The rendered output stays identical. LaTeX, HTML, and Org-mode treat a single newline as whitespace. Two coauthors editing different sentences in the same paragraph produce clean, non-overlapping diffs.

Here’s the before:

Molecular dynamics simulations of the Lennard-Jones fluid were performed at
constant temperature and pressure using a Nose-Hoover thermostat. The system
contained 4096 particles in a cubic box with periodic boundary conditions.
Production runs lasted 10 ns after 2 ns of equilibration.

And the same text with semantic line breaks:

Molecular dynamics simulations of the Lennard-Jones fluid were performed at constant temperature and pressure using a Nose-Hoover thermostat.
The system contained 4096 particles in a cubic box with periodic boundary conditions.
Production runs lasted 10 ns after 2 ns of equilibration.

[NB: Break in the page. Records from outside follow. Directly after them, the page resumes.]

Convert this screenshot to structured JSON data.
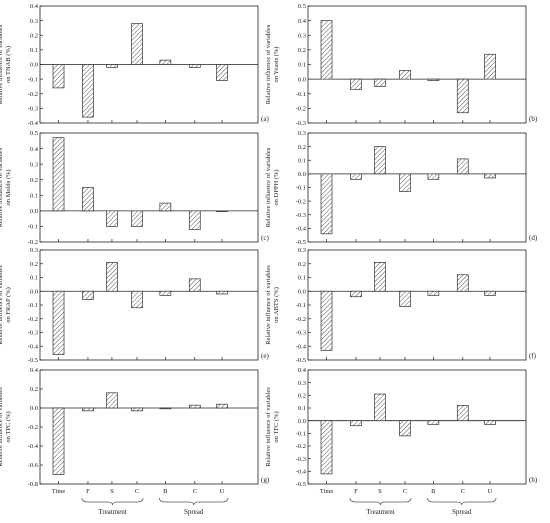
{
  "chart_data": [
    {
      "type": "bar",
      "panel": "(a)",
      "ylabel": [
        "Relative influence of variables",
        "on TNAB (%)"
      ],
      "categories": [
        "Time",
        "F",
        "S",
        "C",
        "B",
        "C",
        "U"
      ],
      "values": [
        -0.16,
        -0.36,
        -0.02,
        0.28,
        0.03,
        -0.02,
        -0.11
      ],
      "ylim": [
        -0.4,
        0.4
      ],
      "yticks": [
        -0.4,
        -0.3,
        -0.2,
        -0.1,
        0.0,
        0.1,
        0.2,
        0.3,
        0.4
      ]
    },
    {
      "type": "bar",
      "panel": "(b)",
      "ylabel": [
        "Relative influence of variables",
        "on Yeasts (%)"
      ],
      "categories": [
        "Time",
        "F",
        "S",
        "C",
        "B",
        "C",
        "U"
      ],
      "values": [
        0.4,
        -0.07,
        -0.05,
        0.06,
        -0.01,
        -0.23,
        0.17
      ],
      "ylim": [
        -0.3,
        0.5
      ],
      "yticks": [
        -0.3,
        -0.2,
        -0.1,
        0.0,
        0.1,
        0.2,
        0.3,
        0.4,
        0.5
      ]
    },
    {
      "type": "bar",
      "panel": "(c)",
      "ylabel": [
        "Relative influence of variables",
        "on Molds (%)"
      ],
      "categories": [
        "Time",
        "F",
        "S",
        "C",
        "B",
        "C",
        "U"
      ],
      "values": [
        0.47,
        0.15,
        -0.1,
        -0.1,
        0.05,
        -0.12,
        0.0
      ],
      "ylim": [
        -0.2,
        0.5
      ],
      "yticks": [
        -0.2,
        -0.1,
        0.0,
        0.1,
        0.2,
        0.3,
        0.4,
        0.5
      ]
    },
    {
      "type": "bar",
      "panel": "(d)",
      "ylabel": [
        "Relative influence of variables",
        "on DPPH (%)"
      ],
      "categories": [
        "Time",
        "F",
        "S",
        "C",
        "B",
        "C",
        "U"
      ],
      "values": [
        -0.44,
        -0.04,
        0.2,
        -0.13,
        -0.04,
        0.11,
        -0.03
      ],
      "ylim": [
        -0.5,
        0.3
      ],
      "yticks": [
        -0.5,
        -0.4,
        -0.3,
        -0.2,
        -0.1,
        0.0,
        0.1,
        0.2,
        0.3
      ]
    },
    {
      "type": "bar",
      "panel": "(e)",
      "ylabel": [
        "Relative influence of variables",
        "on FRAP (%)"
      ],
      "categories": [
        "Time",
        "F",
        "S",
        "C",
        "B",
        "C",
        "U"
      ],
      "values": [
        -0.46,
        -0.06,
        0.21,
        -0.12,
        -0.03,
        0.09,
        -0.02
      ],
      "ylim": [
        -0.5,
        0.3
      ],
      "yticks": [
        -0.5,
        -0.4,
        -0.3,
        -0.2,
        -0.1,
        0.0,
        0.1,
        0.2,
        0.3
      ]
    },
    {
      "type": "bar",
      "panel": "(f)",
      "ylabel": [
        "Relative influence of variables",
        "on ABTS (%)"
      ],
      "categories": [
        "Time",
        "F",
        "S",
        "C",
        "B",
        "C",
        "U"
      ],
      "values": [
        -0.43,
        -0.04,
        0.21,
        -0.11,
        -0.03,
        0.12,
        -0.03
      ],
      "ylim": [
        -0.5,
        0.3
      ],
      "yticks": [
        -0.5,
        -0.4,
        -0.3,
        -0.2,
        -0.1,
        0.0,
        0.1,
        0.2,
        0.3
      ]
    },
    {
      "type": "bar",
      "panel": "(g)",
      "ylabel": [
        "Relative influence of variables",
        "on TPC (%)"
      ],
      "categories": [
        "Time",
        "F",
        "S",
        "C",
        "B",
        "C",
        "U"
      ],
      "values": [
        -0.7,
        -0.03,
        0.16,
        -0.03,
        0.0,
        0.03,
        0.04
      ],
      "ylim": [
        -0.8,
        0.4
      ],
      "yticks": [
        -0.8,
        -0.6,
        -0.4,
        -0.2,
        0.0,
        0.2,
        0.4
      ]
    },
    {
      "type": "bar",
      "panel": "(h)",
      "ylabel": [
        "Relative influence of variables",
        "on TFC (%)"
      ],
      "categories": [
        "Time",
        "F",
        "S",
        "C",
        "B",
        "C",
        "U"
      ],
      "values": [
        -0.42,
        -0.04,
        0.21,
        -0.12,
        -0.03,
        0.12,
        -0.03
      ],
      "ylim": [
        -0.5,
        0.4
      ],
      "yticks": [
        -0.5,
        -0.4,
        -0.3,
        -0.2,
        -0.1,
        0.0,
        0.1,
        0.2,
        0.3,
        0.4
      ]
    }
  ],
  "groups": [
    {
      "label": "Treatment",
      "categories": [
        "F",
        "S",
        "C"
      ]
    },
    {
      "label": "Spread",
      "categories": [
        "B",
        "C",
        "U"
      ]
    }
  ],
  "colors": {
    "axis": "#222222",
    "bar_stroke": "#333333",
    "hatch": "#444444",
    "bar_fill": "#ffffff"
  }
}
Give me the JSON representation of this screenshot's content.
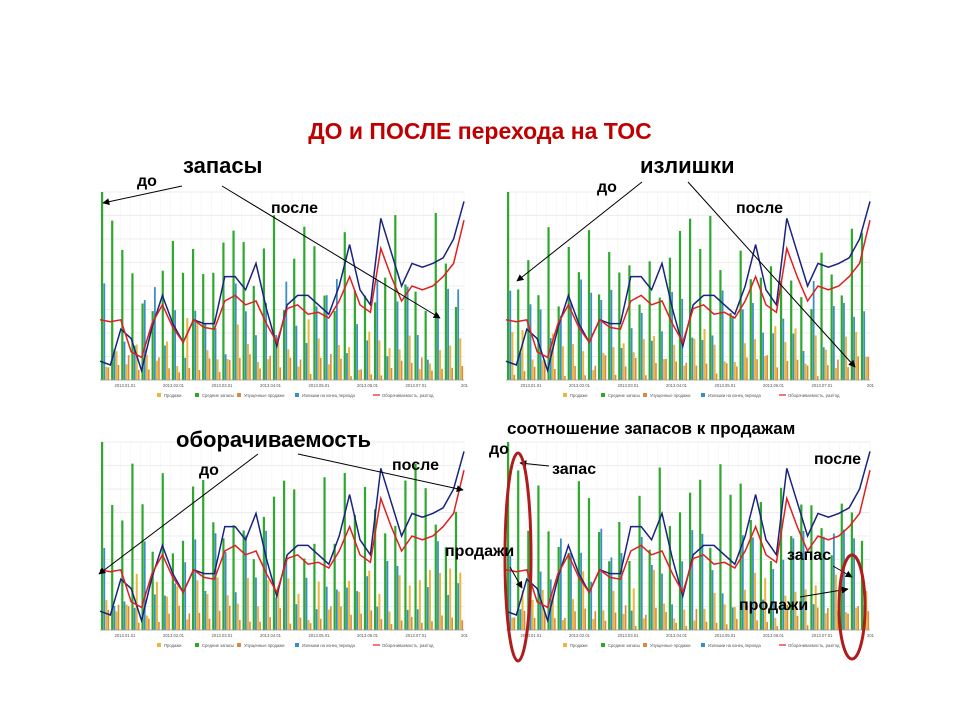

Change “10 ns” to “20 ns” in the second version. Git highlights exactly one line.

The automation problem
#

Editors fight this convention. VS Code hard-wraps. Emacs fill-paragraph destroys the structure. Every editing pass demands manual rewrapping: find the sentence boundary, press Enter, check the next one.

Doing this by hand works for a while. It doesn’t scale when you’re pushing revisions daily across multiple papers.

Snapper
#

We built Snapper to automate the reformatting. It parses Org-mode, LaTeX, and Markdown, finds sentence boundaries, and restructures the file.

It runs as:

  • a CLI tool (snapper format paper.org)
  • a VS Code extension that formats on save
  • a Neovim plugin
  • a pre-commit hook
  • a git filter (transparent reformatting on commit)

The pre-commit hook catches the most common failure: editing in a rush, forgetting to reformat, pushing a commit that rewraps half the file.

Snapper is free and open source. We maintain it at TurtleTech because the diff problem affects everyone who writes collaboratively in version control, and the fix should cost nothing.